Menteri Kementerian Kelautan dan Perikanan (KKP) RI, Wahyu Sakti Trenggono, mengatakan Kementerian KKP akan mengembangkan lima komoditas budi daya perikanan laut untuk mendorong kesejahteraan 140 juta penduduk yang tinggal di wilayah pesisir. Lima komoditas perikanan yang dipilih untuk budi daya yakni udang, rumput laut, nila salin, kepiting, lobster. “Pangsa pasarnya cukup besar sekitar 400 miliar dollar Amerika Serikat untuk satu tahun,” kata Menteri dalam kuliah umum yang bertajuk “Kebijakan Ekonomi Baru dan Peran Informasi Geospasial Tematik Ekosistem Karbon Biru pada Kawasan konservasi, Pesisir dan Pulau-Pulau Kecil”, Rabu (6/3), di Ruang Balai Senat, Gedung Pusat UGM.
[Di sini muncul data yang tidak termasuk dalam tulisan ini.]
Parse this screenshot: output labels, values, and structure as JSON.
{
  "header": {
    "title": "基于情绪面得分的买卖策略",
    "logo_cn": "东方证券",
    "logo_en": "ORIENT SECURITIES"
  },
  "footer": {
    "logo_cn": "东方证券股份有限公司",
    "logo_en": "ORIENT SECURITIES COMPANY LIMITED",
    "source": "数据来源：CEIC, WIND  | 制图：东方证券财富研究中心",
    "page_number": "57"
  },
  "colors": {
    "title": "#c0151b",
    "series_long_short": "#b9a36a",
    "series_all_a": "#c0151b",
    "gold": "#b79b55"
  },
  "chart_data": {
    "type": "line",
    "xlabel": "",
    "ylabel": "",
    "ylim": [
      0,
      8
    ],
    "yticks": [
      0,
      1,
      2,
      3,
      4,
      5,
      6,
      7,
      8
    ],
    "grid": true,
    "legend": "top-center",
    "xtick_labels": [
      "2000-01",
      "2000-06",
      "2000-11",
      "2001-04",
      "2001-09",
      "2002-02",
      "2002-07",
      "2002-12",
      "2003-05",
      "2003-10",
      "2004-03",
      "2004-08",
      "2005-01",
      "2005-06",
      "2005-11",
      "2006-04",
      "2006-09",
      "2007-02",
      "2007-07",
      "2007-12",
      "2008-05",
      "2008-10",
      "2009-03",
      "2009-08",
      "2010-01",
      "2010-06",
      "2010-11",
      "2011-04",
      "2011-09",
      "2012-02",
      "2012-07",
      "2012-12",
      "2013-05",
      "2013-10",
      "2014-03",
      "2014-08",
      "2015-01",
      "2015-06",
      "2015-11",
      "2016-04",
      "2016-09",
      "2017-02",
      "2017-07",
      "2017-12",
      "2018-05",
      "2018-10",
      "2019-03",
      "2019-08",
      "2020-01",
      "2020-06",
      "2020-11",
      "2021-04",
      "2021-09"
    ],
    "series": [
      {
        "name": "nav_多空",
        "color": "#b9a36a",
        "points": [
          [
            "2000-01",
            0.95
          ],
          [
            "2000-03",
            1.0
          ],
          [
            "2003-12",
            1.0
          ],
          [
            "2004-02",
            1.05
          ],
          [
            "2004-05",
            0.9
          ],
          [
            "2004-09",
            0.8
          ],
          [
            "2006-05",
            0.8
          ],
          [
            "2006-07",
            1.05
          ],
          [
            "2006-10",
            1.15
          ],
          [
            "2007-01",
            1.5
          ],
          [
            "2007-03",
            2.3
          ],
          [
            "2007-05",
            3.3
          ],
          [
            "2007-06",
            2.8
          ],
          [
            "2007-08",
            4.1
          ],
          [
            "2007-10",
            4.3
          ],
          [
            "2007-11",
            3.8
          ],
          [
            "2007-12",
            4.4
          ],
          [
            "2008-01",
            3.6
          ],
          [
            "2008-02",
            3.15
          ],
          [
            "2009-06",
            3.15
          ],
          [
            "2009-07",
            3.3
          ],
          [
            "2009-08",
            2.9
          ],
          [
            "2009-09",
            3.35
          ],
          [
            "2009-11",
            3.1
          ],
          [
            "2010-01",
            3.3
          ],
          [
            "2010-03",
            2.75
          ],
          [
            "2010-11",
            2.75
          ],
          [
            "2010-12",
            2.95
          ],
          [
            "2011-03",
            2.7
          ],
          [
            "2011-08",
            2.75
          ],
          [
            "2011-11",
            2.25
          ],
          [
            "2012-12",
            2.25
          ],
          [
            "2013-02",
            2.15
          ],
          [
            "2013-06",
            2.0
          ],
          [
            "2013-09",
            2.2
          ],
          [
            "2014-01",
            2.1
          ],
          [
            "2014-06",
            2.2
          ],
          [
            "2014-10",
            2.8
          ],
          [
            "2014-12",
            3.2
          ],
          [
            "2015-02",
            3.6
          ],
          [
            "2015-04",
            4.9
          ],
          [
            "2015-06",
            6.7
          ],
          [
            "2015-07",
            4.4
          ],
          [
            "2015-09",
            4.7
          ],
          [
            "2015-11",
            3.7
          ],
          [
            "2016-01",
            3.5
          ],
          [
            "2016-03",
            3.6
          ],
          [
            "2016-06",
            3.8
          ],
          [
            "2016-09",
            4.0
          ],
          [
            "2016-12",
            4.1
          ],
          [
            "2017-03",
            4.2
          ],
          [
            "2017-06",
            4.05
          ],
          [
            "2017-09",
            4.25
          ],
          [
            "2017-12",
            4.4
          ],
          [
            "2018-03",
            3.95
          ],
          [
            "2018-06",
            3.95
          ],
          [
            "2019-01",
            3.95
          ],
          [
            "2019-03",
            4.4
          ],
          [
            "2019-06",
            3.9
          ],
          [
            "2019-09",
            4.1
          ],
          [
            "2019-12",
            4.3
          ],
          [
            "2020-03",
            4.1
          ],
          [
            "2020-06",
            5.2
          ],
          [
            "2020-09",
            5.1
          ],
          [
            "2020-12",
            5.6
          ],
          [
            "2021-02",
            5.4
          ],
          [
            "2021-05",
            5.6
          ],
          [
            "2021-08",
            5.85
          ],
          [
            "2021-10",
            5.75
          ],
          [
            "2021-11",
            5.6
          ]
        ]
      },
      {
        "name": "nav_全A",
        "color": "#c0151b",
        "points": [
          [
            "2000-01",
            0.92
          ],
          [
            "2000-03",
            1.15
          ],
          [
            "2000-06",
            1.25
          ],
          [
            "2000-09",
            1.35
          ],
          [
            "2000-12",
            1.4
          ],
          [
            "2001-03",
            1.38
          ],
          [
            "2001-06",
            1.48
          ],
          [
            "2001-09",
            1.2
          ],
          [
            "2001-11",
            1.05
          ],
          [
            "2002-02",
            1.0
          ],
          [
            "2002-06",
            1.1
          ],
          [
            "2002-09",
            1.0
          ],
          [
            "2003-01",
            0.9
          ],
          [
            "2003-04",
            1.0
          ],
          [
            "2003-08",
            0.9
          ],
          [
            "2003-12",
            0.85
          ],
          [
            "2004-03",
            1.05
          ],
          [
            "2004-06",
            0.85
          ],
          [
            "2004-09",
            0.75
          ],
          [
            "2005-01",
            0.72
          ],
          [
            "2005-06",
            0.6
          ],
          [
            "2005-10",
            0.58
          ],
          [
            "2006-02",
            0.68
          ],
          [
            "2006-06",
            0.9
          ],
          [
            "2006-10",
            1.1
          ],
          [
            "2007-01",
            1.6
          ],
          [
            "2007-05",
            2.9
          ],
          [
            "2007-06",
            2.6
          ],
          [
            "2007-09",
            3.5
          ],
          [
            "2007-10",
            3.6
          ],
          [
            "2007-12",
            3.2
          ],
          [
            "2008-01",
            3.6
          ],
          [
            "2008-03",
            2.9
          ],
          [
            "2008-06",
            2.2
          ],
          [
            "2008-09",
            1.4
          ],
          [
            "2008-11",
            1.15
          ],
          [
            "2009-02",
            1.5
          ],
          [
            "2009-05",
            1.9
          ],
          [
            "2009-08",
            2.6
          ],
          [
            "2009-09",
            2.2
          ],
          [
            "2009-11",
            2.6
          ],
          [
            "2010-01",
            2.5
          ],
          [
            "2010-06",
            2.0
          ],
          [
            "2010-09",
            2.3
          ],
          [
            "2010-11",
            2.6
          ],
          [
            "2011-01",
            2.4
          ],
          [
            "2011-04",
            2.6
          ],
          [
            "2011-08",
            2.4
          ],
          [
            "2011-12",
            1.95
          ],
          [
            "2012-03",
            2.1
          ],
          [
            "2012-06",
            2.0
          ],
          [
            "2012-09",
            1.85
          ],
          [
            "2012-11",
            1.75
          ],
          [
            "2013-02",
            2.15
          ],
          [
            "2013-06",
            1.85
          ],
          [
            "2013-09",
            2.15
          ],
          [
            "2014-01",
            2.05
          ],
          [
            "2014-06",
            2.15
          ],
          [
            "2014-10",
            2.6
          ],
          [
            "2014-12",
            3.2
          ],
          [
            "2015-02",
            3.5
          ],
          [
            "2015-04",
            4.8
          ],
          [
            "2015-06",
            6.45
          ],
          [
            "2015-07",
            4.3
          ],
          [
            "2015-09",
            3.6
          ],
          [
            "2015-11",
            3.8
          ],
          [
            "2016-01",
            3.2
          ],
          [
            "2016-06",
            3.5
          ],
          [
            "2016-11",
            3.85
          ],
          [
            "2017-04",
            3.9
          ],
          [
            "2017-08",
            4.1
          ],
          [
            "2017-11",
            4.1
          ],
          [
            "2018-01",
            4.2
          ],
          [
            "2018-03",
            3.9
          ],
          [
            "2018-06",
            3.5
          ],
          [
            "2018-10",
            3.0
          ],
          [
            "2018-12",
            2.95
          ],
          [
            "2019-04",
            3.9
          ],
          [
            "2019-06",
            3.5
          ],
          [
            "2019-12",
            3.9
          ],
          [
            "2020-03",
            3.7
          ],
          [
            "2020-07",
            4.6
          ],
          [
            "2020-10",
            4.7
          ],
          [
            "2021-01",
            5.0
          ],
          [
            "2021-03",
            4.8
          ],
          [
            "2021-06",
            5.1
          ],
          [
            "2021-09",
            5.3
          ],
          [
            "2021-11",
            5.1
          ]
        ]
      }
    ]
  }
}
Untuk mewujudkan usaha budi daya perikanan tersebut dimulai dengan pembangunan kampung nelayan modern yang merupakan bagian dari transformasi ruang hidup dan ruang sosial nelayan agar menjadi lebih produktif dan mandiri dengan dibangunnya fasilitas pabrik es, bale pelatihan, gudang beku, bengkel nelayan, kios persediaan, jalan akses, dermaga, dan pedestrian. Untuk saat ini, kampung nelayan modern yang dibuat sebagai percontohan oleh pemerintah berada di Desa Samber, Kabupaten Biak Numfor, Papua.
Pembangunan kampung nelayan modern ini diakui Menteri dalam rangka meningkatkan potensi kemampuan kita agar bisa unggul dalam sektor budi daya perikanan. Ia menyebutkan, untuk budi daya salmon saja banyak negara belajar dari Norwegia. “Untuk budi daya salmon itu belajar dari Norwegia. Misalnya Australia bikin budi daya salmon mendatangkan orang Norwegia,” jelasnya.
Apabila tidak dilakukan usaha budi daya perikanan semacam ini menurut Menteri maka akan sulit untuk meningkatkan kesejahteraan nelayan. Sebab indeks rata-rata nilai tukar nelayan RI saat ini hanya berkisar di angka 104 seharusnya untuk bisa sejahtera harus di angka 130. “Jika nilai tukar masih 104 maka para nelayan seumur hidupnya tidak akan pernah sejahtera,” imbuhnya.
Soal potensi ekonomi dari serapan karbon biru yang berasal dari wilayah kelautan, wilayah konservasi dan pulau terpencil menurut Menteri dapat memberikan kontribusi ekonomi. Oleh karena itu diperlukan sumber data yang komplit melalui pengembangan sistem infrastruktur ocean big data. “Kita sudah melakukan peluncuran satelit nano, mendatangkan kapal yang bisa memonitor, underwater drone, dan seluruh wilayah konservasi dipasang sensor untuk mengetahui kondisi perubahan wilayah konservasi dan pulau terpencil yang termonitor selama 24 jam,” katanya.
Rektor Universitas Gadjah Mada, Prof. dr. Ova Emilia, M.Med.Ed., SP.OG (K)., Ph.D., mengatakan Indonesia memiliki potensi ekonomi dari daerah pesisir dan sektor kelautan untuk menunjang kesejahteraan nelayan dan berkontribusi untuk menurunkan dampak pada perubahan iklim. “Laut kita banyak menyimpan karbon biru lebih besar dibanding karbon hijau namun tantangan kita terkait ketersediaan data akan sumber daya laut termasuk potensi karbon biru,” paparnya.
Rektor menegaskan pihaknya siap untuk berkolaborasi dengan KKP dalam rangka mendorong penyediaan data ekosistem karbon biru secara terintegrasi. “Kami siap berkolaborasi dengan KKP. Kami sudah menjalin kerja sama sebelumnya lewat kegiatan pemetaan ekosistem karbon biru padang lamun di Indonesia,” pungkasnya.